Step 3c - Telling tshark how to Present the Data
You can tell tshark how to format the data using the -T option, but you want to output fields that can be filtered. In your case, you’ll want to use -T fields, to be able to pick specific fields to view. Understand, though, that you need to explicitly specify the fields in this case, using the option -e. To see the possible fields you can filter for, use tshark -G fields and grep for pgsql. This command will give you a long, detailed description of the recognized fields and their respective formats. The one we want is pgsql.query, so we need to add -e pgsql.query to the command line.
The final command:
tshark -i lo -f 'tcp dst port 6432' -O PGSQL -d 'tcp.port==6432,pgsql' -T fields -e pgsql.query
Running the above will now output the exact SQL queries being sent from our app to PgBouncer:
SELECT "devices".* FROM "devices" WHERE "devices"."hw_code" = '46260748-d85e-4d77-ab61-9256e4876122' ORDER BY "devices"."id" ASC LIMIT 1 /* 10f35748-137b-4aae-bf5f-9108be4ddf9c */ BEGIN /* 10f35748-137b-4aae-bf5f-9108be4ddf9c */ INSERT INTO "devices" ("hw_code", "created_at", "updated_at") VALUES ('5e225af4-8d0f-420a-b533-32b47b1f0ea8', '2018-09-10 08:21:30.200392', '2018-09-10 08:21:3 0.200392') RETURNING "id" /* 10f35748-137b-4aae-bf5f-9108be4ddf9c */ COMMIT /* 10f35748-137b-4aae-bf5f-9108be4ddf9c */ SELECT "clients".* FROM "clients" WHERE "clients"."device_id" = 'e982b218-9b52-478c-a253-66833975effe' AND "clients"."session_identifier" = 'be91b493-b41a-4dc f-adc4-c458f5910065' AND "clients"."master_id" IS NULL ORDER BY "clients"."id" ASC LIMIT 1 /* 10f35748-137b-4aae-bf5f-9108be4ddf9c */ BEGIN /* 10f35748-137b-4aae-bf5f-9108be4ddf9c */ INSERT INTO "clients" ("device_id", "created_at", "updated_at", "session_identifier") VALUES ('5b0019c8-1328-45d8-a17d-137f07ef8839', '2018-09-10 08:21:30.2074 85', '2018-09-10 08:21:30.207485', '0e683b6e-67ec-4316-8714-7fe3edfacb19') RETURNING "id" /* 10f35748-137b-4aae-bf5f-9108be4ddf9c */ COMMIT /* 10f35748-137b-4aae-bf5f-9108be4ddf9c */ SELECT "assignments".* FROM "assignments" WHERE "assignments"."device_id" = 'c0250684-24f0-4878-8f28-35158a0fc310' /* 10f35748-137b-4aae-bf5f-9108be4ddf9c */
In the above output, you can see that the C-style comments are present on the way from our client to PgBouncer. In our real issue, they were not - thus, narrowing down the culprit to our client.
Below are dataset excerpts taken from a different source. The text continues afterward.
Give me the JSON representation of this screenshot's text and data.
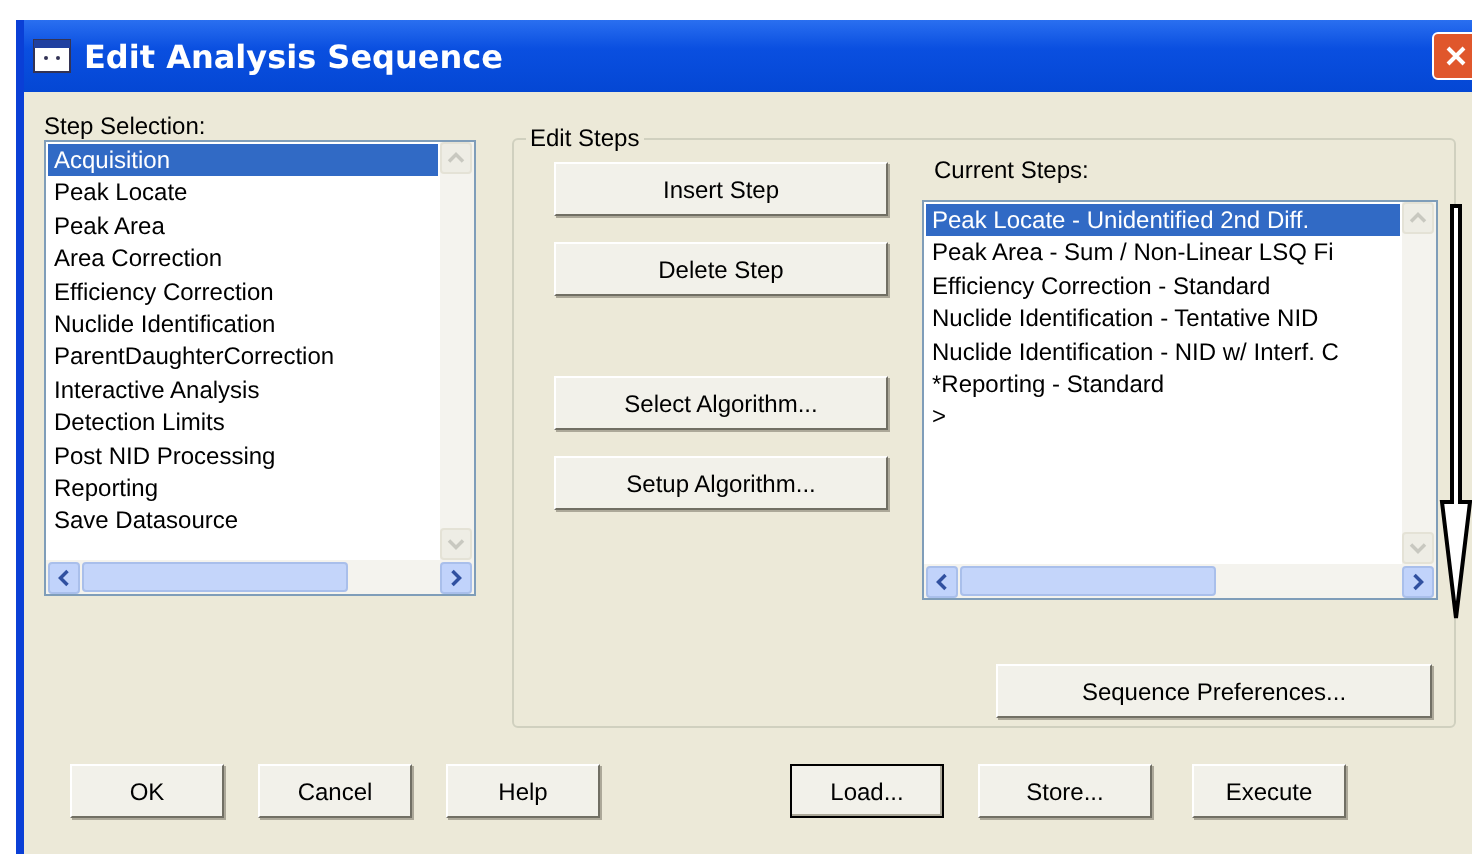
{
  "window": {
    "title": "Edit Analysis Sequence"
  },
  "step_selection": {
    "label": "Step Selection:",
    "items": [
      {
        "label": "Acquisition",
        "selected": true
      },
      {
        "label": "Peak Locate",
        "selected": false
      },
      {
        "label": "Peak Area",
        "selected": false
      },
      {
        "label": "Area Correction",
        "selected": false
      },
      {
        "label": "Efficiency Correction",
        "selected": false
      },
      {
        "label": "Nuclide Identification",
        "selected": false
      },
      {
        "label": "ParentDaughterCorrection",
        "selected": false
      },
      {
        "label": "Interactive Analysis",
        "selected": false
      },
      {
        "label": "Detection Limits",
        "selected": false
      },
      {
        "label": "Post NID Processing",
        "selected": false
      },
      {
        "label": "Reporting",
        "selected": false
      },
      {
        "label": "Save Datasource",
        "selected": false
      }
    ]
  },
  "edit_steps": {
    "title": "Edit Steps",
    "buttons": [
      {
        "label": "Insert Step"
      },
      {
        "label": "Delete Step"
      },
      {
        "label": "Select Algorithm..."
      },
      {
        "label": "Setup Algorithm..."
      }
    ],
    "current_steps": {
      "label": "Current Steps:",
      "items": [
        {
          "label": "Peak Locate - Unidentified 2nd Diff.",
          "selected": true
        },
        {
          "label": "Peak Area - Sum / Non-Linear LSQ Fi",
          "selected": false
        },
        {
          "label": "Efficiency Correction - Standard",
          "selected": false
        },
        {
          "label": "Nuclide Identification - Tentative NID",
          "selected": false
        },
        {
          "label": "Nuclide Identification - NID w/ Interf. C",
          "selected": false
        },
        {
          "label": "*Reporting - Standard",
          "selected": false
        },
        {
          "label": ">",
          "selected": false
        }
      ]
    },
    "preferences_button": "Sequence Preferences..."
  },
  "footer_buttons": [
    {
      "label": "OK",
      "default": false
    },
    {
      "label": "Cancel",
      "default": false
    },
    {
      "label": "Help",
      "default": false
    },
    {
      "label": "Load...",
      "default": true
    },
    {
      "label": "Store...",
      "default": false
    },
    {
      "label": "Execute",
      "default": false
    }
  ]
}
Bonus Round - Back to the GUI!
Random proprietary OS user: “But I looove my GUIs! Why can’t I just use Wireshark?”
Well, it turns out you can. Just have tshark (which provides dumpcap) installed on your container, and then run this locally:
wireshark -k -i <(docker exec <CONTAINER_NAME> dumpcap -i lo -P -w - -f 'tcp dst port 6432')
The above runs dumpcap on the container you specify, having it write to standard output. This output is then piped to Wireshark on your local machine, and from there it’s just like a local capture - you can use all the cool features of Wireshark just like if you’d been capturing local traffic.